1° « Une CRISE pas comme les AUTRES :

« La crise ministérielle ouverte le 15 avril 1958, comme les 2 précédentes de la
législature (chute des gouvernements Mollet et Bourgès-Maunoury) a pour
responsables, sur le plan parlementaire, les députés modérés qui se dissocient
soudain de la politique gouvernementale dans le Maghreb. »
« Dans les 2 cas précédents, les morceaux de la majorité se sont recollés, et la
même politique a été poursuivie. Cette fois, l’évènement est plus grave : Il ne
s’agit plus de manœuvres parlementaires, mais d’un grave problème politique. »
« La procédure des "Bons Offices" signifie, à plus ou moins longue échéance,
de l’intervention directe ou non du gouvernement américain dans l’affaire
algérienne, en faveur d’un compromis négocié. Washington essaie de se
raccrocher aux branches d’un accord avec les Bourgeoisie arabes, et la "France
colonialiste" empêche cet accord : Il convient de lui "forcer la main". »
« Comme pour la Tunisie et le Maroc ce sont, avant tout, les Européens
d’Afrique du Nord qui dressent leur volonté contre la conclusion d’un
compromis. »
« Les hommes politiques Français les plus traditionnellement proches des point
de vue US sont acquis à cette idée : M. Mollet, comme M. Gaillard, M. Pleven
et comme M. Pinay. L’occasion a été fournie -à point nommé- par les ultra
eux-mêmes : Sakhiet [L’armée française bombarda en avril 1958 ce village
tunisien], maladresse due à la folie des colonels telle est, du moins, la thèse
officielle ; À "gauche" où l’on clame son désaveu, à "droite" où l’on n’estime
pas devoir condamner, on n’en admet pas moins que Sakhiet est une grave erreur.
On entend profiter du geste "outrancier" et de ses conséquences pour tenter de
liquider la politique menée en Algérie depuis février 1956 : C’est ce que M. Escarpit
appelle dans « Le Monde » "le largage en plein vol de M. Robert Lacoste "
À "droite», M. Paul Reynaud -par exemple-, gémit devant une faute qui rendra :
"l’internationalisation" inévitable. Il s’en accommode -pourtant- fort bien. Tout le
monde est d’accord pour condamner [dans la plus grande discrétion, note de wen]. »
« l’Histoire devra sans doute réviser un jugement qu’elle a démenti : Les colonels,
à Sakhiet, ont fait exploser les équivoques : Non point l’équivoque tunisienne ;
personne, sauf quelques "excités" sans importance, n’a en vue la reconquête de la
Tunisie et du Maroc.

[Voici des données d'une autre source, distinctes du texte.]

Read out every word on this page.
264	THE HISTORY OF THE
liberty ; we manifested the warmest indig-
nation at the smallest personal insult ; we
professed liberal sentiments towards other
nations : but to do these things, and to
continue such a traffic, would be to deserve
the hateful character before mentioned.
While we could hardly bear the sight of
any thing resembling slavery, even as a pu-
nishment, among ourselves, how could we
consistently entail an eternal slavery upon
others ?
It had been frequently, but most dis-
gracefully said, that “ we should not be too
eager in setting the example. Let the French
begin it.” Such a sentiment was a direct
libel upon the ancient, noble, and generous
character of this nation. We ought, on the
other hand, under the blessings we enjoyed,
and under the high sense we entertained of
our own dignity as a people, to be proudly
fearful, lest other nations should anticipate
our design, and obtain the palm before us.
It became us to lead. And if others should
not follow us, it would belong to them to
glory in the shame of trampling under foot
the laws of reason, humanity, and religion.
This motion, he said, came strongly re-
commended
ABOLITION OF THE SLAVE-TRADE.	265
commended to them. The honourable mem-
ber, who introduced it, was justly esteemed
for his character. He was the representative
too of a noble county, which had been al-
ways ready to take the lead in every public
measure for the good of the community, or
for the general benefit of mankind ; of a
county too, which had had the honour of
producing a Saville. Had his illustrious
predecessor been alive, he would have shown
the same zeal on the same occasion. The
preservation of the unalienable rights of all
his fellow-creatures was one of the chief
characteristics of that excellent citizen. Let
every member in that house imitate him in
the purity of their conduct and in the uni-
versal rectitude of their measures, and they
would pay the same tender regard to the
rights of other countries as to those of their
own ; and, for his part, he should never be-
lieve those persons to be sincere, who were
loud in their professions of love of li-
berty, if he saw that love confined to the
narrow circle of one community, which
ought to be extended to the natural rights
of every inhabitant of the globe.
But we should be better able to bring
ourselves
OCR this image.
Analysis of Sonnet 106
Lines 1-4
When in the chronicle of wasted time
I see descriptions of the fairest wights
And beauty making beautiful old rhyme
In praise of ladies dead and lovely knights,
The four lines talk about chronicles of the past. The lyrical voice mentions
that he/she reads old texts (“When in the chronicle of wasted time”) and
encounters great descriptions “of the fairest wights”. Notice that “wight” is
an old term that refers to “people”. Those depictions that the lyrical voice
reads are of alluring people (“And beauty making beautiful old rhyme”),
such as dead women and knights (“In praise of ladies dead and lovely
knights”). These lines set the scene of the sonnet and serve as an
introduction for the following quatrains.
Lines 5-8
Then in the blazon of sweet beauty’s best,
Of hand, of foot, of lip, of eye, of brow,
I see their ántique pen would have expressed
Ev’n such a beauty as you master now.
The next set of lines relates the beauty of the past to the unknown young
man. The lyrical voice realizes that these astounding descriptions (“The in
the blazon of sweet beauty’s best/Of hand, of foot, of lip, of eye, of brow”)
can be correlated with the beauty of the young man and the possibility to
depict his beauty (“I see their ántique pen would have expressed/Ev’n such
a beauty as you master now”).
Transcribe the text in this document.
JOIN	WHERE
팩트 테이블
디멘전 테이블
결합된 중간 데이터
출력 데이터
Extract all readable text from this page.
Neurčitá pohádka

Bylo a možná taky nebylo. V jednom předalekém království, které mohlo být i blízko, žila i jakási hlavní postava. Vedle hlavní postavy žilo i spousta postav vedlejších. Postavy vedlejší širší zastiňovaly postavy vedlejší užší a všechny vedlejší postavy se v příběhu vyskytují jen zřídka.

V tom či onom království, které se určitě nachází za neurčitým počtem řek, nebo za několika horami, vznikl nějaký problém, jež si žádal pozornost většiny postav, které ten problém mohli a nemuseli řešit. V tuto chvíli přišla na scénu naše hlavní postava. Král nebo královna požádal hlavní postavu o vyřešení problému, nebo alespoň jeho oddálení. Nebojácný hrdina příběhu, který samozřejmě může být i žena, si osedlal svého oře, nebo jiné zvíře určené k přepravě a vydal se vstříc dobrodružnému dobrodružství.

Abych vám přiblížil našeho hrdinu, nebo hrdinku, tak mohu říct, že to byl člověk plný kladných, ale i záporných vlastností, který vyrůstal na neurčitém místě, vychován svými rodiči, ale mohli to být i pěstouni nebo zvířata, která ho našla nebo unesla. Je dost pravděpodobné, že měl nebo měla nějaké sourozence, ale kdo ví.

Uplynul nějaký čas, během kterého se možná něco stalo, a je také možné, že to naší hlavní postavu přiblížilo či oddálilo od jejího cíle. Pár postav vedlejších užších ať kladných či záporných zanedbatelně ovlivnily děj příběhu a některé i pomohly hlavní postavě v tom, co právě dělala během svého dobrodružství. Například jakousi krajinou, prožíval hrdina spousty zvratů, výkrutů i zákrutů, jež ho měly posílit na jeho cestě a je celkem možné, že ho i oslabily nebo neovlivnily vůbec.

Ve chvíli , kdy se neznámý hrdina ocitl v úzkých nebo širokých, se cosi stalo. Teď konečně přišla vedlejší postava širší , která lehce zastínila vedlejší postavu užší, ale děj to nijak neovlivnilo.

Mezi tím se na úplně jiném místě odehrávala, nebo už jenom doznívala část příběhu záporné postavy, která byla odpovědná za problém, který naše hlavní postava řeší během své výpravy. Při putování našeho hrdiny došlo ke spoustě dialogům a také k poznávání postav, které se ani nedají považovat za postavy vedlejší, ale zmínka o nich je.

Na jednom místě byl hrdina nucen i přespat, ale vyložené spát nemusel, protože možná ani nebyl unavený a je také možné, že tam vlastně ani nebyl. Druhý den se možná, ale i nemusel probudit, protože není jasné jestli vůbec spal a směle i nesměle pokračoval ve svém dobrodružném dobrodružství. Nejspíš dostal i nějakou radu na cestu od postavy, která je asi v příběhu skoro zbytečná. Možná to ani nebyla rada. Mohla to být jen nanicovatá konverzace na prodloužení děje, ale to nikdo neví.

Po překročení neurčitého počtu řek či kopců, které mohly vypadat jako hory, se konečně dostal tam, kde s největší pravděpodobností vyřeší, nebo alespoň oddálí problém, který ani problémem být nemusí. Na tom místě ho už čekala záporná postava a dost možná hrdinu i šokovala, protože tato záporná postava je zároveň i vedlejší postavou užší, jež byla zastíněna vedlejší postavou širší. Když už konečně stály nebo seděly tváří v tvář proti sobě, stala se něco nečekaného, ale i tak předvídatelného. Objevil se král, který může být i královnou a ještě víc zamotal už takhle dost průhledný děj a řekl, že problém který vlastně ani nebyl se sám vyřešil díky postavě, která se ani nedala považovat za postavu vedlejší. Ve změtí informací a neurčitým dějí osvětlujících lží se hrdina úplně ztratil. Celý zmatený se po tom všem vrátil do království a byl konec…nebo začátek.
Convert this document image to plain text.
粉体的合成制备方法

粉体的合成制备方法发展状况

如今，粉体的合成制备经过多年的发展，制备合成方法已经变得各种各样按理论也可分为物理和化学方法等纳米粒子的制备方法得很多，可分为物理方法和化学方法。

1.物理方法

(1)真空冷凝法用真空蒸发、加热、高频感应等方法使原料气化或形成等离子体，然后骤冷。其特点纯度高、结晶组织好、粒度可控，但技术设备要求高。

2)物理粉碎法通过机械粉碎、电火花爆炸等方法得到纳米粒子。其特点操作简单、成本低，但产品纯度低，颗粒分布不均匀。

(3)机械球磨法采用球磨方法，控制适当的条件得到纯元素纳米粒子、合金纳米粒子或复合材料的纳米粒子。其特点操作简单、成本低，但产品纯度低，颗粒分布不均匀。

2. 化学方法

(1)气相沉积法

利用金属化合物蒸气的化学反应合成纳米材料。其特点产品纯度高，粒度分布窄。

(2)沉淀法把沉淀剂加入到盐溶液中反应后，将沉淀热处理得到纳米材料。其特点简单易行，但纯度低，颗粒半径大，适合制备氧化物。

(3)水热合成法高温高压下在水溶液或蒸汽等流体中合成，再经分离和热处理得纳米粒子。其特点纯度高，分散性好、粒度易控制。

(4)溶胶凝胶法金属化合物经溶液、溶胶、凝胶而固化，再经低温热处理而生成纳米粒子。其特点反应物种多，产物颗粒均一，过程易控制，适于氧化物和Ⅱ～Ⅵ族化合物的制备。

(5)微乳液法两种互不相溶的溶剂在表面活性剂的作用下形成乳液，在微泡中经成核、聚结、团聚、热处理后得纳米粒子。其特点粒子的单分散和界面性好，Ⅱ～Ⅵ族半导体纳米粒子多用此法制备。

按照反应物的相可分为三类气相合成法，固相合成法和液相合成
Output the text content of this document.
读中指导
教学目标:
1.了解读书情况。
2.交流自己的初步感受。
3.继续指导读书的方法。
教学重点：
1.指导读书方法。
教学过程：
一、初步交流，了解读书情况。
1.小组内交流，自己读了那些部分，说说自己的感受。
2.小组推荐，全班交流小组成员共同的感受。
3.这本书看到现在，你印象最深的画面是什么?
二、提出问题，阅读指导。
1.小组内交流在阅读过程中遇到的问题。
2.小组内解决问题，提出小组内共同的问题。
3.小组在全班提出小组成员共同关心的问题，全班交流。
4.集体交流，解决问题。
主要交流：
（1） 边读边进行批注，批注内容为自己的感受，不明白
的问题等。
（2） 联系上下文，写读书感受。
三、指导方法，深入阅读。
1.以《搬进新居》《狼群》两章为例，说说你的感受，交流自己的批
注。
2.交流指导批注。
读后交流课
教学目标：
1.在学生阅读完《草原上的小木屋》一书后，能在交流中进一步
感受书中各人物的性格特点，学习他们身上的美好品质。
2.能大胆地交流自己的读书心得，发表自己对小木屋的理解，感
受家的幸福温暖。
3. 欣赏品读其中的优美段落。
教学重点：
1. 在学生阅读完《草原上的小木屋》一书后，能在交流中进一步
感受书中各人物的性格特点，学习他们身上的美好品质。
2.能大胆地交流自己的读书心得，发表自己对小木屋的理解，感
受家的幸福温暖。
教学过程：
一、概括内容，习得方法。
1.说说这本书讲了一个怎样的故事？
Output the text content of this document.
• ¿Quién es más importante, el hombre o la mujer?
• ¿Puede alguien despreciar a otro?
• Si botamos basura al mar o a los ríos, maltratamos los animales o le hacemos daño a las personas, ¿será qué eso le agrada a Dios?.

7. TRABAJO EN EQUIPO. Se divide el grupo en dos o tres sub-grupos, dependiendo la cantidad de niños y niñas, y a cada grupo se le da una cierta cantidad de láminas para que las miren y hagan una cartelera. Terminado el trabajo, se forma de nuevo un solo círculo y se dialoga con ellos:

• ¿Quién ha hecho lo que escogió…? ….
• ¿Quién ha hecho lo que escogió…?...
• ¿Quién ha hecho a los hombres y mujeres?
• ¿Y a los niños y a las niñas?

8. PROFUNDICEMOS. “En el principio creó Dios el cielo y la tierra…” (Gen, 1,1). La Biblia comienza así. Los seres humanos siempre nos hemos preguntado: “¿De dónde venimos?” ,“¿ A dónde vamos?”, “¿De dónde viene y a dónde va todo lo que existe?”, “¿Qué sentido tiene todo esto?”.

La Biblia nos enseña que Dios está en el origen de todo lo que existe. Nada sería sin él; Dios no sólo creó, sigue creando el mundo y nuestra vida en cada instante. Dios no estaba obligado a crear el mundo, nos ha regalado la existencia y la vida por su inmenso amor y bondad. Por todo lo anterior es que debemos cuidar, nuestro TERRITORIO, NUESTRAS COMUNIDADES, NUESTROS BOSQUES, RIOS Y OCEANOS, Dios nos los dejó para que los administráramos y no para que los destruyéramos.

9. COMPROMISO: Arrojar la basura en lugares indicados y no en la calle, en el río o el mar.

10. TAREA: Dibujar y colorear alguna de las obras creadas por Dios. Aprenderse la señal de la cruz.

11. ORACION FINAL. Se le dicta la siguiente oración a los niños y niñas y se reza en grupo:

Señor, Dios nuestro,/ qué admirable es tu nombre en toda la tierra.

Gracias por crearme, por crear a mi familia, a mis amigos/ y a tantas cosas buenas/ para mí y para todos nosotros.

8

Mais l’équivoque d’une politique algérienne que l’on ose
pousser à bout, où l’on emploie la force tout en espérant -un jour- négocier sous la
pression des circonstances, des difficultés financières, de l’opinion publique mondiale,
et faire avaler par les Européens d’Algérie, ce qu’on a fait avaler par ceux de Tunisie
et du Maroc. »
« Ce qui se faisait-en douce- avant Sakhiet va devoir prendre un visage public :
M. Robert Murphy entame le processus de l’ingérence US : Et les forces en présence
sont confrontées avec cette réalité ! »
« Quelles sont les forces en mai 1958 ? Côté Algérie, le million de Français, les ultras et
Les autres, les Borgeaud et la foule des "petits blancs sudistes", l’armée et sa phalange
Prétorienne, dynamique et ambitieuse, des colonels et des "paras». Côté France, une
Bourgeoisie lasse, divisée contre elle-même, désireuse d’une prospérité factice, que
l’ombre de la récession US risque d’atteindre bientôt ; inquiète en plus du mouvement
sourd qui, depuis plusieurs années murit au sein de la classe ouvrière, des élans
"incontrôlés" de Nantes et de Saint-Nazaire ; observant avec terreur et lassitude la
décomposition de "SON" régime parlementaire, de plus en plus incapable aujourd’hui
[en 1958] de maitriser ses propres contradictions, demain de concilier les antagonismes
des classes. »
« Côté Algérie, la rébellion est non écrasée, mais épuisée. Épuisée par 4 ans de guerre
et de répression, épuisée aussi par les méthodes du terrorisme aveugle qui ont lassé le
peuple algérien en soudant le million d’européens, affaibli la résistance. Côté France,
une classe ouvrière qui a entamé, depuis bientôt 10 ans, le lent décrochage par rapport
à ses directions traditionnelles [bureaucraties contre-révolutionnaires], qui a, durant de
brefs moment en 53, en 55, en 56, reconquis l’autonomie de son destin ; mais que les
directions traditionnelles, isolées, affaiblies, mais d’autant plus liées à leurs politiques
et leurs méthodes, continuent à contrôler suffisamment pour les enserrer dans leurs
"nasses mortelles". Une classe ouvrière qui a assisté sans réagir à la répression de
l’insurrection algérienne, et qui, pourtant, n’est pas vaincue, n’a pas subi d’échec direct
et conserve intactes ses possibilités de combat. »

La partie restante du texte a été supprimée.